De Maurício Mellone em abril 11, 2018
Grande vencedor do 50º Festival de Brasília, o filme dos diretores e roteiristas Affonso Uchoa e João Dumans, Arábia, é um retrato terno e sensível sobre o cotidiano de Cristiano, vivido por Aristides de Sousa, um trabalhador incansável, que pula de emprego em emprego percorrendo o interior de Minas Gerais, até chegar a uma siderurgia em Ouro Preto.
Mais do que o percurso pelas cidades mineiras e pelos mais variados tipos de trabalho desenvolvido pelo personagem, a trama (um road movie à brasileira) é um passeio ao mundo interior daquele homem simples, que ao escrever suas andanças numa espécie de diário faz uma análise profunda sobre sua existência e sobre o porquê da vida.
E o formato da narrativa do filme também chama a atenção. A primeira cena é com o garoto André, interpretado por Murilo Caliari, andando de bicicleta pelas montanhas de Ouro Preto até chegar a sua casa, na vila operária da siderurgia, — ele vive com o irmão menor, seus pais estão viajando a trabalho e ele recebe ajuda de Márcia, vivida por Glaucia Vandeveld, sua tia e enfermeira, que atende os operários da vila. Com o acidente de Cristiano, André é encarregado de ir até a casa dele e é lá que descobre o caderno em que Cristiano faz suas anotações pessoais. A partir daí é que entra em ação o protagonista da trama: sempre em off, Cristiano vai relatando suas experiências de vida, desde o período em que esteve preso (envolveu-se num roubo de carro) e, com sua liberdade, resolve ganhar a vida pelas estradas de Minas Gerais. A pé ou de carona, ele percorre diversas cidades e passa pelas mais variadas funções: desde apanhador de mexericas, trabalhador da construção civil, ajudante de pedreiro, operário de fábrica têxtil, carregador de caminhão e por último seu posto na siderurgia.

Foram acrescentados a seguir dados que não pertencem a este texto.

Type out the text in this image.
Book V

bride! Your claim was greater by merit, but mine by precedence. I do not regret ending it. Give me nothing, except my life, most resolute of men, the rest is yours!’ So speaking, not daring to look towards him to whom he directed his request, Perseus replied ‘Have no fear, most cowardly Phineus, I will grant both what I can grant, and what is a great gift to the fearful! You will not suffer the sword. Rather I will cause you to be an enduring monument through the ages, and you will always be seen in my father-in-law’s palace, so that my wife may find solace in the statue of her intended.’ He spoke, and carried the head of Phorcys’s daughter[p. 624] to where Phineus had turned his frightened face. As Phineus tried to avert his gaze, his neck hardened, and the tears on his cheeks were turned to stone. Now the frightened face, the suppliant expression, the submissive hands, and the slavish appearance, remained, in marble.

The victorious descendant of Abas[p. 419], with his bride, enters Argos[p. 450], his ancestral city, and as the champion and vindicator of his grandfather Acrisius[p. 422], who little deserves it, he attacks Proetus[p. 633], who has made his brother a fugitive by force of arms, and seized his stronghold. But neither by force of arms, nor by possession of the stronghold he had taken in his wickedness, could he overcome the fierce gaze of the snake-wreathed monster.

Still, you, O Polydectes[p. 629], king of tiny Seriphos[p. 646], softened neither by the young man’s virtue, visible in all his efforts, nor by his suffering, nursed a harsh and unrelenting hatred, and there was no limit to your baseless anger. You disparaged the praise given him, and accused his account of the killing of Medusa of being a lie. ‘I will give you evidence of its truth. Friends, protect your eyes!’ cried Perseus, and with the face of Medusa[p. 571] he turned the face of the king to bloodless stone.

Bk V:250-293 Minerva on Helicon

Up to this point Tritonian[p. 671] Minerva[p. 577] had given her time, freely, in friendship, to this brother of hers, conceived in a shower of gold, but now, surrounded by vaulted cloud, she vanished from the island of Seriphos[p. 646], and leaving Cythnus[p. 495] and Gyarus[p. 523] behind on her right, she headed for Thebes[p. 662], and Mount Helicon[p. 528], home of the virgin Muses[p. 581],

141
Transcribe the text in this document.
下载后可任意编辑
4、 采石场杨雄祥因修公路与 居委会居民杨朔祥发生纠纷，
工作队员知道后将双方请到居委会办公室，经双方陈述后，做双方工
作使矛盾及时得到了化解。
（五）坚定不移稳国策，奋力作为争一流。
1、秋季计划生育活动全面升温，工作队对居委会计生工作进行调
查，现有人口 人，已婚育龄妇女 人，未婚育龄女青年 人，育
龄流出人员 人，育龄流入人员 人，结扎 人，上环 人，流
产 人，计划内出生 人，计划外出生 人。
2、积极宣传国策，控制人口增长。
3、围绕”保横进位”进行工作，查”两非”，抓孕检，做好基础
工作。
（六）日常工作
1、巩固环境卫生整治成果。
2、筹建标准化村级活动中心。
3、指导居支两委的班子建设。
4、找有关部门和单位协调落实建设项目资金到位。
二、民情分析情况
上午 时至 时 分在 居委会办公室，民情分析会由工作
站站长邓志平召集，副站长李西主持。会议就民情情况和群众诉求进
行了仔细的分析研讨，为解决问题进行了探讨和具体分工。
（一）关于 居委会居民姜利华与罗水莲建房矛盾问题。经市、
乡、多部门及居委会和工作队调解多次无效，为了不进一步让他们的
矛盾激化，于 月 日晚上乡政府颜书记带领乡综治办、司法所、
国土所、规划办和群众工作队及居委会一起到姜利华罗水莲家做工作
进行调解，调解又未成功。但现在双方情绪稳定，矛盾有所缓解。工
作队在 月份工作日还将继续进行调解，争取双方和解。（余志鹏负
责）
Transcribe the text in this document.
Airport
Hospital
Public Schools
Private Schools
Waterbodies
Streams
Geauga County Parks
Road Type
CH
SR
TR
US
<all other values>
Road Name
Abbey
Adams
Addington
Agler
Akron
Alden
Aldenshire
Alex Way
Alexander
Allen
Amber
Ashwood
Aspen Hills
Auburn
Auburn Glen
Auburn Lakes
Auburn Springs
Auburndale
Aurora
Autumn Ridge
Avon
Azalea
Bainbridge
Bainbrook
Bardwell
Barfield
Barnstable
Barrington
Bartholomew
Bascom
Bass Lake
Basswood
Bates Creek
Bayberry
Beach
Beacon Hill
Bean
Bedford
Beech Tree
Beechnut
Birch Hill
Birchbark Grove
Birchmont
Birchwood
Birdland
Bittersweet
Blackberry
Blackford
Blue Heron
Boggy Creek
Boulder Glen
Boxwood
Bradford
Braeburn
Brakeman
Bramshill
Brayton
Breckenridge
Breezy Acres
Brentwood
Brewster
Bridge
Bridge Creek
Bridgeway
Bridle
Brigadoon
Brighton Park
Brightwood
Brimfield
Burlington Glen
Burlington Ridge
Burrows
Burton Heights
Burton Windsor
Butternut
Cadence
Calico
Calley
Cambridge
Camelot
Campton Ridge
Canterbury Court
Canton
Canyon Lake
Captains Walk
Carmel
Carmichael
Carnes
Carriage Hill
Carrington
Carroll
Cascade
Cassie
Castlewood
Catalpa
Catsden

Em cada local por onde passa, Cristiano conhece novas pessoas, interage com elas, convive por um tempo com a dura realidade que cada função exige dos trabalhadores e depois continua sua viagem. A única diferença nesta trajetória foi na fábrica de tecidos, onde Cristiano se envolve com a encarregada Ana (Renata Cabral) e eles vivem um intenso romance. Mesmo a contra gosto, ele abandona a namorada e pega a estrada novamente, até chegar a Ouro Preto e recomeçar do zero na dura função de metalúrgico.
Além de saber das aventuras de Cristiano, o espectador, neste momento da trama, já conhece um pouco mais da personalidade dele, de seus questionamentos existenciais e, principalmente, de sua angústia interior. Tudo por meio de uma escrita emocionada, que revela o modo simples de um homem do povo tentar entender o significado da vida. Com um enredo sensível, Arábia não só faz um perfil de um trabalhador brasileiro como contribui para a reflexão sobre o papel do Homem hoje no planeta. Destaque para a brilhante interpretação de Aristides de Sousa, a bela fotografia de Leonardo Feliciano e a trilha sonora que pontua as andanças de Cristiano. Uma canção que se encaixa perfeitamente ao enredo é Três apitos, de Noel Rosa, interpretada por Maria Bethânia, que pode ser conferida aqui. Vale ainda o lembrete para produções nacionais: vá logo assistir para que o filme ganhe mais tempo em cartaz.